Tests that use DNA from mother's blood to determine sex of fetus often effective

As a noninvasive method of determining the sex of a fetus, tests using cell-free fetal DNA obtained from the mother's blood after 7 weeks gestation performed well, while urine-based tests appear to be unreliable, according to a review and analysis of previous studies, reported in the August 10 issue of JAMA.

Noninvasive prenatal determination of fetal sex could provide an important alternative to invasive cytogenetic determination, which is currently the gold standard for determining sex and single-gene disorders. Amniocentesis has small but measurable rates of procedure-related pregnancy loss; and sonography can be performed as early as 11 weeks' gestation to determine fetal sex, although not reliably, according to background information in the article. "The availability of a reliable noninvasive alternative to determine fetal sex would reduce unintended fetal losses and would presumably be welcomed by pregnant women carrying fetuses at risk for disorders," the authors write.

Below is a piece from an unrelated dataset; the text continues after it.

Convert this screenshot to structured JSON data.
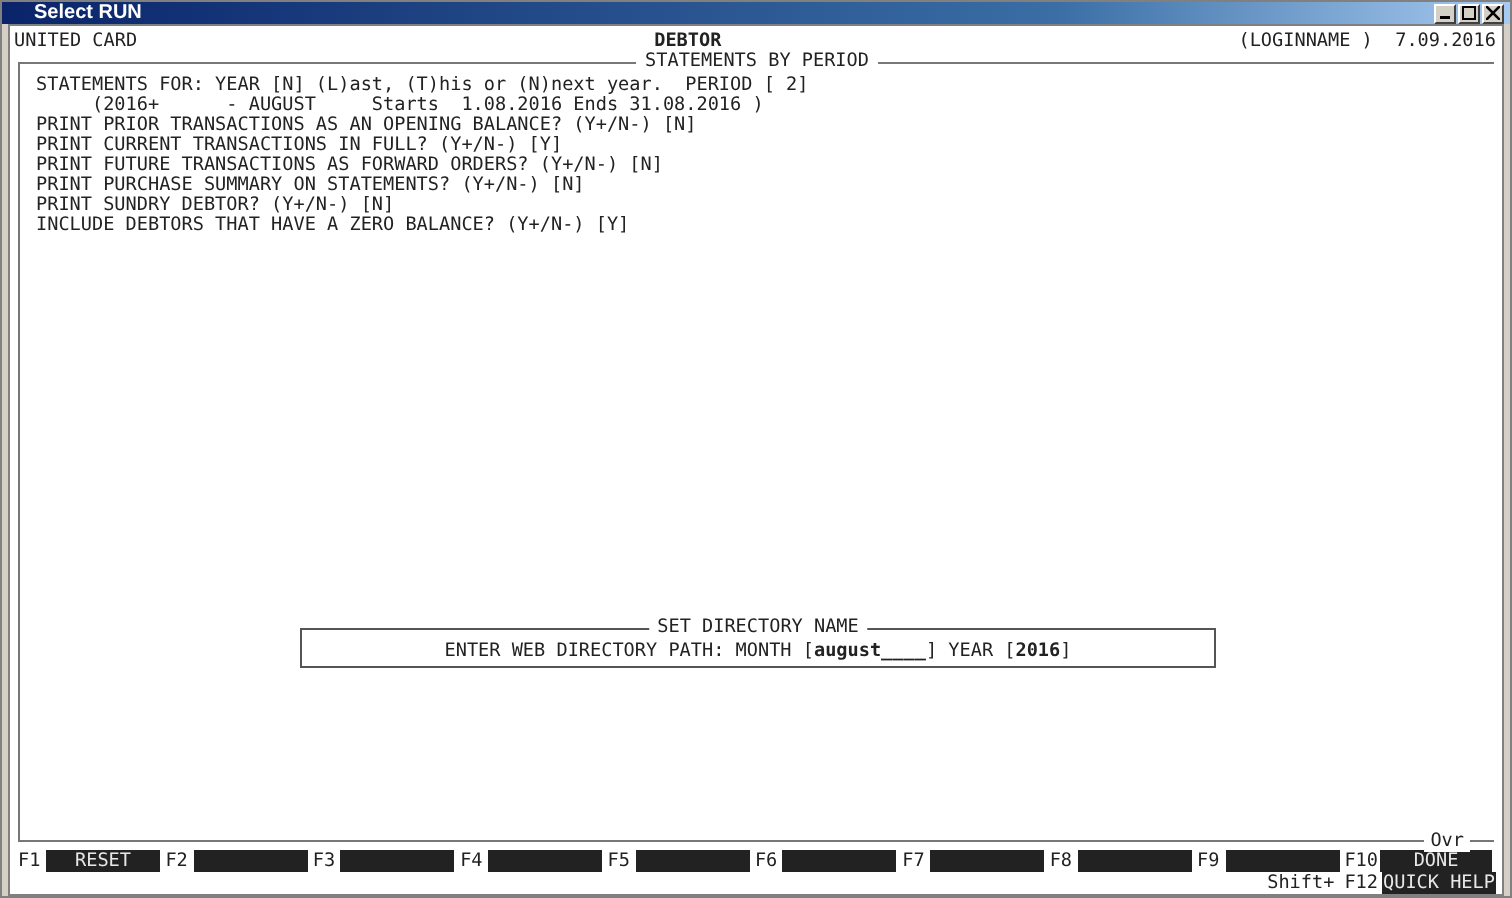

Using cell-free fetal DNA as a noninvasive method for prenatal determination of fetal sex provides an alternative to invasive techniques for some heritable disorders. In some countries, such as the Netherlands, the United Kingdom, France, and Spain, this testing has already transitioned to routine clinical care despite the absence of a formal assessment of its performance. "More recently, companies have begun offering this technology directly to the consumer over the Internet. The tests are marketed for nonmedical use to curious parents-to-be with promises in some cases of accuracy as high as 95 percent to 99 percent at as early as 5 to 7 weeks' gestation," according to background information in the article.

Stephanie A. Devaney, Ph.D., of the National Institutes of Health, Bethesda, Md., and colleagues performed a systematic review and meta-analysis of previous research to examine the analytic validity of cell-free fetal DNA testing, which describes the test's ability to detect Y chromosome sequences within maternal samples, as well as the clinical validity of the test, as indicated by its ability to correctly identify fetal sex. The researchers selected 57 studies (which included 80 data sets [representing 3,524 male-bearing pregnancies and 3,017 female-bearing pregnancies]) for inclusion in the analysis.

The researchers found that the overall performance of the tests had sensitivity of 95.4 percent, specificity of 98.6 percent, positive predictive value, 98.8 percent, and negative predictive value, 94.8 percent. Performance was high using maternal blood. DNA methodology and gestational age had the largest effects on test performance, with real-time quantitative polymerase chain reaction (RTQ-PCR) outperforming conventional PCR. Test performance was high if performed using RTQ-PCR on a blood sample taken at a time during pregnancy when sufficient cell-free fetal DNA was present (7 weeks' gestation or later), with the best performance after 20 weeks' gestation. Testing performed prior to 7 weeks' gestation using blood, and all tests using urine, were found unreliable.

"The improved performance with later gestation is likely attributable to the increased concentration of cell-free fetal DNA within maternal blood as the fetus and placenta develop. This would explain the poor performance of the test prior to 7 weeks' gestation and the near-perfect performance in the third trimester," the authors write.

The researchers suggest that this "technology can be useful in clinical settings for early detection of fetuses at risk for sex-linked disorders requiring follow-up testing."